Vereidigung von Donald Trump
Die Wucht der leisen Worte
Eine Bischöfin erinnert Donald Trump an die christliche Kernbotschaft - und auf einmal wirken der Präsident und seine Gefolgschaft unsicher und klein. Was für eine Predigt von Mariann Edgar Budde!
Reverend Mariann Edgar Budde spricht, während US-Präsident Donald Trump, First Lady Melania und US-Vizepräsident J.D. Vance mit Second Lady Usha am Gottesdienst zum Nationalen Gebetstag in der Washington National Cathedral in Washington teilnehmen
Mit der Bitte um Barmherzigkeit: Mariann Edgar Budde wendet sich in der Washington National Cathedral direkt an Donald Trump
Kevin Lamarque / picture alliance / REUTERS
Tim Wegner
22.01.2025
5Min

Es ist ganz still in National Cathedral in Washington, und Bischöfin Mariann Edgar Budde ist fast am Ende Ihrer Ansprache angekommen, als sie noch einmal Luft holt und kurz in Richtung des mächtigsten Mannes der Welt blickt. "Lassen Sie mich eine letzte Bitte äußern", sagt sie. Und fährt in ruhigen Worten fort (eine deutsche Übersetzung und die englische Orginalfassung finden Sie unter diesem Text).

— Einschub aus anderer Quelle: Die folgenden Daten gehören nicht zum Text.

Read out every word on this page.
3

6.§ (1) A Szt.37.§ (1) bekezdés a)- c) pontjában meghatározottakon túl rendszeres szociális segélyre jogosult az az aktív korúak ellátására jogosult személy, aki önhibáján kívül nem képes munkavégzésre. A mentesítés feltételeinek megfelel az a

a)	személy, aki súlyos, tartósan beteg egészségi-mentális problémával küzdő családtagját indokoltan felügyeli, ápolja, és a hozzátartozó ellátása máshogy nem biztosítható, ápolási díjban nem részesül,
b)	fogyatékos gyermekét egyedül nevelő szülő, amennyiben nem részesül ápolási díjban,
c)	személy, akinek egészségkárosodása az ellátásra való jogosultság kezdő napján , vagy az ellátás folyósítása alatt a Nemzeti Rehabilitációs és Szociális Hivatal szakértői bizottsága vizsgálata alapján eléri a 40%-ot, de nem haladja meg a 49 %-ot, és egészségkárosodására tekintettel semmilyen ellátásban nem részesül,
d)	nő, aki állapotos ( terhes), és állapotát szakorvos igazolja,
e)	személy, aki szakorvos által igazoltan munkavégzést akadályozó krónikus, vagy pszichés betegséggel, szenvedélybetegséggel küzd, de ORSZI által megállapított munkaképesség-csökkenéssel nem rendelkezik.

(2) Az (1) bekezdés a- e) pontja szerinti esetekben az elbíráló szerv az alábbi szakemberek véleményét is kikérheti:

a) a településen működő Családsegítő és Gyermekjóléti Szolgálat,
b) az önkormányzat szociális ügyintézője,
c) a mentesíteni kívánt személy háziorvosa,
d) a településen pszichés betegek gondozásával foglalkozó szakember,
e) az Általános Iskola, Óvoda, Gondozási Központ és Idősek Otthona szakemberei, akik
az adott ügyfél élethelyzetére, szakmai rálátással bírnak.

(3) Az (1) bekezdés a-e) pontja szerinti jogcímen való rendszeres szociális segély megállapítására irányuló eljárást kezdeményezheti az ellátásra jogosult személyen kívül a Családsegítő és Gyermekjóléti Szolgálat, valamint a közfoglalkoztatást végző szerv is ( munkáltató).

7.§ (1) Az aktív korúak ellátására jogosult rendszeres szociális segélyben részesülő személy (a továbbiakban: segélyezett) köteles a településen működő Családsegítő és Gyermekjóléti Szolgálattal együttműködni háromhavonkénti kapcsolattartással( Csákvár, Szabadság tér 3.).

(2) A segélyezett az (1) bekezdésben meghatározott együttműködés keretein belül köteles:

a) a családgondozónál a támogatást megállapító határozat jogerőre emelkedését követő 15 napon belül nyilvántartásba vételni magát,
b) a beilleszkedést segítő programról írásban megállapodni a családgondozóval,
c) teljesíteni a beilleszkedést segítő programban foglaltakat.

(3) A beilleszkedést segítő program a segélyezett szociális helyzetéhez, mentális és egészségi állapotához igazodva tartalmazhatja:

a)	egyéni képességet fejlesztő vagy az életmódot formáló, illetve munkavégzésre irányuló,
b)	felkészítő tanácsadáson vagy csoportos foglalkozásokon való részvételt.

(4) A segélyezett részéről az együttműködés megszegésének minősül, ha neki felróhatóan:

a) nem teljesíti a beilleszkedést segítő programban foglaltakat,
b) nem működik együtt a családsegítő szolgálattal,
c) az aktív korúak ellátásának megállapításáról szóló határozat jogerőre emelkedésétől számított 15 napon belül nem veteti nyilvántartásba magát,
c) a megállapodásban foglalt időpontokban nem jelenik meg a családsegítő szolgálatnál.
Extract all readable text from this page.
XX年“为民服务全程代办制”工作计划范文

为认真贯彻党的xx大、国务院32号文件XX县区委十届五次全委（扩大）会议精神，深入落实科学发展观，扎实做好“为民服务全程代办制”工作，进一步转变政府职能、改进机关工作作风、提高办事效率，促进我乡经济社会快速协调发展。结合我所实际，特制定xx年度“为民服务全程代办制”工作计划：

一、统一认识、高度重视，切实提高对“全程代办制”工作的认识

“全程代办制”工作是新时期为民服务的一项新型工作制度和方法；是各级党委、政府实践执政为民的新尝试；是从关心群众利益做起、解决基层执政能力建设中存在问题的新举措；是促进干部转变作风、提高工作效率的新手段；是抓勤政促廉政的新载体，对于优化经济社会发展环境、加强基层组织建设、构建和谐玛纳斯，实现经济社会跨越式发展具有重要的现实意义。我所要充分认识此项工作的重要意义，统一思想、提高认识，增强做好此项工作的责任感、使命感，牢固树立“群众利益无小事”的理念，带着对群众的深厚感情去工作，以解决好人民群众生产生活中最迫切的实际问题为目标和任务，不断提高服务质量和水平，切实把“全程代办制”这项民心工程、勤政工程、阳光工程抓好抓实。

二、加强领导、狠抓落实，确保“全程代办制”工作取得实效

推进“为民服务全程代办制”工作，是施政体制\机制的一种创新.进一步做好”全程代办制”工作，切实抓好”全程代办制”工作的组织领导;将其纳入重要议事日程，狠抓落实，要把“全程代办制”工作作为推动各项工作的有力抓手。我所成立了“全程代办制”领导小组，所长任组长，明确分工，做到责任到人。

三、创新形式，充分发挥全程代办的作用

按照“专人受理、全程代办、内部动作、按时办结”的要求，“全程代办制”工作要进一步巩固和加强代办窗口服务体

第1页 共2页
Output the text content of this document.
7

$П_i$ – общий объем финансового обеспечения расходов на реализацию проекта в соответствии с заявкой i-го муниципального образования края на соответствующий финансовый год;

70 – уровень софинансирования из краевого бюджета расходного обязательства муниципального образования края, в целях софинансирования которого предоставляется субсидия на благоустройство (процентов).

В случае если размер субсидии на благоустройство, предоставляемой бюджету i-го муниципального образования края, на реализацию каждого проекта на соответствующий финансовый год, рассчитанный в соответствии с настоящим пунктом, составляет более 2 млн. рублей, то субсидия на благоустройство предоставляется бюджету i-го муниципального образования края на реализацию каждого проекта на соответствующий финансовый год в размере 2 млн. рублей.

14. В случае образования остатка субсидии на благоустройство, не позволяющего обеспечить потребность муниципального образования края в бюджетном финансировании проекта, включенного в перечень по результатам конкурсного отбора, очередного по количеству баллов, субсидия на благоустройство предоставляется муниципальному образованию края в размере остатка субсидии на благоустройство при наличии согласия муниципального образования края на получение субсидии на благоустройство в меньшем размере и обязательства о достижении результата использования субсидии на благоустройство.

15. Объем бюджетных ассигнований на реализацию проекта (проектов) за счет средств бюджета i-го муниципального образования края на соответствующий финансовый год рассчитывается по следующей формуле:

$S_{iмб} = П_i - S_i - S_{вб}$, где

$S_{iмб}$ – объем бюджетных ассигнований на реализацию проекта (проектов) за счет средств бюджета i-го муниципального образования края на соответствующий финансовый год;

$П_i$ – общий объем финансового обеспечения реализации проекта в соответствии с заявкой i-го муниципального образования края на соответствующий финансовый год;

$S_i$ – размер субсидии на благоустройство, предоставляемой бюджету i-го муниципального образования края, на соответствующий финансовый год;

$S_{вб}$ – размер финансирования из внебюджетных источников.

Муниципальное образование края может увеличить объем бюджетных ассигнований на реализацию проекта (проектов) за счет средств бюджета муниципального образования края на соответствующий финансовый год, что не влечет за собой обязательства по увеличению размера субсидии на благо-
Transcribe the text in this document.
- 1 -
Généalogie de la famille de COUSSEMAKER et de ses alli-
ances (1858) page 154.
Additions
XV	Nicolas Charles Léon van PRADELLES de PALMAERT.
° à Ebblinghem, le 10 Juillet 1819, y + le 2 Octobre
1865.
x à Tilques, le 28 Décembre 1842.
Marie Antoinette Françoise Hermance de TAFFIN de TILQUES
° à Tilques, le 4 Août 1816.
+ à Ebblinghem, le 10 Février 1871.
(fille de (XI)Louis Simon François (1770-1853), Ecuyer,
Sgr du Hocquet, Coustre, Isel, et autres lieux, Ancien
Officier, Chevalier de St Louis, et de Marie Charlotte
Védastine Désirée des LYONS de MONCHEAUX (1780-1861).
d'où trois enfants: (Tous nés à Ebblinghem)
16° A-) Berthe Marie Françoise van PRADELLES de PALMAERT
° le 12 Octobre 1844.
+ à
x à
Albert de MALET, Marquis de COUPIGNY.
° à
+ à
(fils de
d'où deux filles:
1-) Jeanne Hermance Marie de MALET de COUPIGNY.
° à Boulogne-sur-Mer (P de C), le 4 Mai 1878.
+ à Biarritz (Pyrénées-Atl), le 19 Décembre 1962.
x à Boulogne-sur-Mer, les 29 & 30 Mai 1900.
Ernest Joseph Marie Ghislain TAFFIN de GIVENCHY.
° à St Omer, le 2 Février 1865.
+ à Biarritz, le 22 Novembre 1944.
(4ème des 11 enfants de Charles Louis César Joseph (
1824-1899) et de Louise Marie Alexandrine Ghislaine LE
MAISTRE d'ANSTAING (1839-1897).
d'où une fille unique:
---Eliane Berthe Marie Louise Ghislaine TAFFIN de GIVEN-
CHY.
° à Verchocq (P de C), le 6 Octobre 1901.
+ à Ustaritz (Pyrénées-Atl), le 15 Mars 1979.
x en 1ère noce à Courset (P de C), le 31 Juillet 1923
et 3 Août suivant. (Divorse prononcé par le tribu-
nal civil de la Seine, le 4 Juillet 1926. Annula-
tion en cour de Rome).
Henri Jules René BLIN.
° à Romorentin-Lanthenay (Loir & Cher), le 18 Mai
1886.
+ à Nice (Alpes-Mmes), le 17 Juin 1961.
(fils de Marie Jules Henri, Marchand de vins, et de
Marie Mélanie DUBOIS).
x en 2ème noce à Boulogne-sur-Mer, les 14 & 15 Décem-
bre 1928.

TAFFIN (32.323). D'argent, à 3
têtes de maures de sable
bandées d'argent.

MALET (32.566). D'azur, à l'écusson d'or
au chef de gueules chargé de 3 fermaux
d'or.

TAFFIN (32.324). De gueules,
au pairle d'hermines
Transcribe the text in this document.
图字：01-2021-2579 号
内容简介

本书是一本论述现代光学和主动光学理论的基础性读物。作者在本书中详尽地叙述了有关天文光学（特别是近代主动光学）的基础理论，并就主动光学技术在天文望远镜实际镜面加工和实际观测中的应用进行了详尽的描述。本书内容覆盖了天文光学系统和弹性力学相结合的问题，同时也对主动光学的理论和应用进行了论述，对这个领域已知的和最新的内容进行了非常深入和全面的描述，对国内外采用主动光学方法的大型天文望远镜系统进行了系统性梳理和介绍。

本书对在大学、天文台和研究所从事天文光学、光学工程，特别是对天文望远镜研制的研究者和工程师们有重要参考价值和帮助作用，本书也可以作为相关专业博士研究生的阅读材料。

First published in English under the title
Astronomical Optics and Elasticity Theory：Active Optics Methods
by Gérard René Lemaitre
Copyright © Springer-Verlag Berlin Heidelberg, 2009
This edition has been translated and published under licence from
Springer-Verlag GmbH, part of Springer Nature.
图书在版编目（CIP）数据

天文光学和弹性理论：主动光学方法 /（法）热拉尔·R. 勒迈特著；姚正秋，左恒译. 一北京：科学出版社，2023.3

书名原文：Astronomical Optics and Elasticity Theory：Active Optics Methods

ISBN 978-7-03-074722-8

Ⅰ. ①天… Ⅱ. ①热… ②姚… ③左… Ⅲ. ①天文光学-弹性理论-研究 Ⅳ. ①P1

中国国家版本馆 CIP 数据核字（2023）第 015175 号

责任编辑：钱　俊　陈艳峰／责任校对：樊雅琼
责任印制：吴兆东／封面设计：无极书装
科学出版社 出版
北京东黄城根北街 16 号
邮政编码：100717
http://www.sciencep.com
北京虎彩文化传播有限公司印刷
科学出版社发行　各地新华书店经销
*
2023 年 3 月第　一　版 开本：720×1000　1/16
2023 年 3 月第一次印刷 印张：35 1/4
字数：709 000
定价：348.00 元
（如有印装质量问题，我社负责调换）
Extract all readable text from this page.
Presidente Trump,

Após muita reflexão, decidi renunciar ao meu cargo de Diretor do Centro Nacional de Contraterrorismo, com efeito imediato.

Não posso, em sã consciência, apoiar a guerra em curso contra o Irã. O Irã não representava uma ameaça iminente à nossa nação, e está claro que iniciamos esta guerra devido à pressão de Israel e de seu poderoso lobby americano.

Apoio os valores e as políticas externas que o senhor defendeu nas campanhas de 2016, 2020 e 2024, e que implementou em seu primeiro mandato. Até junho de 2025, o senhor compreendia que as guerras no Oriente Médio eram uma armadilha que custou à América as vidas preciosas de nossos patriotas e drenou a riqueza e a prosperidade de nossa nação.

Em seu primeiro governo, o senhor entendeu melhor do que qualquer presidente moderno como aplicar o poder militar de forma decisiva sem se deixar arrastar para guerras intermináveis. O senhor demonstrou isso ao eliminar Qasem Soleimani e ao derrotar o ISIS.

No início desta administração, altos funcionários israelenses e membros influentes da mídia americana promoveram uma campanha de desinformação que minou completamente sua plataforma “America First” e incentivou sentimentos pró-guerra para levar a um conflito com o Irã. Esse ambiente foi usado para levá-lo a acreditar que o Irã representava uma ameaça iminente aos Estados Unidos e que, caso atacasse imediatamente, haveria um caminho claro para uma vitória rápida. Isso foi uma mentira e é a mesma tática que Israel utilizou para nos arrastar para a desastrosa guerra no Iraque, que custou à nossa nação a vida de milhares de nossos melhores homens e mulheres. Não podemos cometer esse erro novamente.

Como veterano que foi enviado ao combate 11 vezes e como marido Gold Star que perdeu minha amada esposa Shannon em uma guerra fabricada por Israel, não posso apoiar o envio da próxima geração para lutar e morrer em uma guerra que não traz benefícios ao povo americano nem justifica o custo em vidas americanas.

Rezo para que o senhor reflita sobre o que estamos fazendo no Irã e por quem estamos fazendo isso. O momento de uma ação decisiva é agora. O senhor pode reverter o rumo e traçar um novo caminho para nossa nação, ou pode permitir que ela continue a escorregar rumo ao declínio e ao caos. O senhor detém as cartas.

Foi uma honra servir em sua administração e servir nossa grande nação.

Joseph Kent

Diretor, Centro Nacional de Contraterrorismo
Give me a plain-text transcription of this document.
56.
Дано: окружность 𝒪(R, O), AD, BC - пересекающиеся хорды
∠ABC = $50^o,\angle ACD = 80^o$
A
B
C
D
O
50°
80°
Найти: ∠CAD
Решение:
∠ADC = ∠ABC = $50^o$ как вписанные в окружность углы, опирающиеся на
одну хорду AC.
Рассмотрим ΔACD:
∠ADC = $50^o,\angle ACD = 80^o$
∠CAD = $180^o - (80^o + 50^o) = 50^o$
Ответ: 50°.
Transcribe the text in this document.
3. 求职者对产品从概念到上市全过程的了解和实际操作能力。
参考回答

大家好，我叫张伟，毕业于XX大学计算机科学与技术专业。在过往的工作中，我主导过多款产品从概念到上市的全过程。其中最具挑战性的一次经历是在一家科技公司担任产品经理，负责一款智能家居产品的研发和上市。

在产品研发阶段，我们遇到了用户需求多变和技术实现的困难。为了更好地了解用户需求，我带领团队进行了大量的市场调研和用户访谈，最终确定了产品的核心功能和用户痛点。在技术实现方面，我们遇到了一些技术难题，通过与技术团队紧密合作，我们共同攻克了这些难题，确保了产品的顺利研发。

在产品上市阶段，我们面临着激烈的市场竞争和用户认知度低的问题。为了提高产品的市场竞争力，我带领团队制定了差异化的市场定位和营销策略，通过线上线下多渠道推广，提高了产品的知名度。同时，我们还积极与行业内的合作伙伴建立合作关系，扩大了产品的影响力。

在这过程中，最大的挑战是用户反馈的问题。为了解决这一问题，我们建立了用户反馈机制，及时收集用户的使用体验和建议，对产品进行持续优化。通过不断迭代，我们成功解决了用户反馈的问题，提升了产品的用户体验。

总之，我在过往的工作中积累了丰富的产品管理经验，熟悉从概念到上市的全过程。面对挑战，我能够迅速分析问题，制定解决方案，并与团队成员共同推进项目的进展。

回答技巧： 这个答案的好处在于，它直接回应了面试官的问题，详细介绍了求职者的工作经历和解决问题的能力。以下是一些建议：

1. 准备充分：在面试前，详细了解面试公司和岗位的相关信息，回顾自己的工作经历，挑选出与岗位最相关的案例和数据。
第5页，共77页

Was dann folgt, ist ein Paradebeispiel dafür, welche Kraft von Worten ausgehen kann, wenn diejenige, die sie spricht, auch an sie glaubt. Und welche Wucht ein sakraler Raum entfalten kann, in dem auch die Mächtigen nur Zuhörer sind.

Mariann Edgar Budde, Bischöfin der Episkopalkirche, einer der ältesten Kirchen in den USA, spielt darauf an, dass Trump in seiner Inaugurationsrede gesagt hatte, Gott habe ihn beim Anschlag in Pennsylvania im Juli beschützt. Das ist klug, denn was sollte Trump gegen diesen Gott haben? Die Bischöfin sagt also: "Im Namen unseres Gottes bitte ich Sie, Erbarmen mit den Menschen in unserem Land zu haben, die jetzt Angst haben." Dann zählt sie all jene auf, die bei Trump verhasst sind. Menschen etwa, die sich keinem Geschlecht zuordnen wollen. Oder Geflüchtete, die wichtige Arbeit verichteten. "Sie sind vielleicht keine Staatsbürger oder besitzen nicht die richtigen Papiere, aber die große Mehrheit der Einwanderer sind keine Kriminellen. Sie zahlen Steuern und sind gute Nachbarn."

Lesen Sie hier aus unserer Reihe "Religion für Neugierige" die Antwort auf die Frage: "Dürfen Christen hassen?"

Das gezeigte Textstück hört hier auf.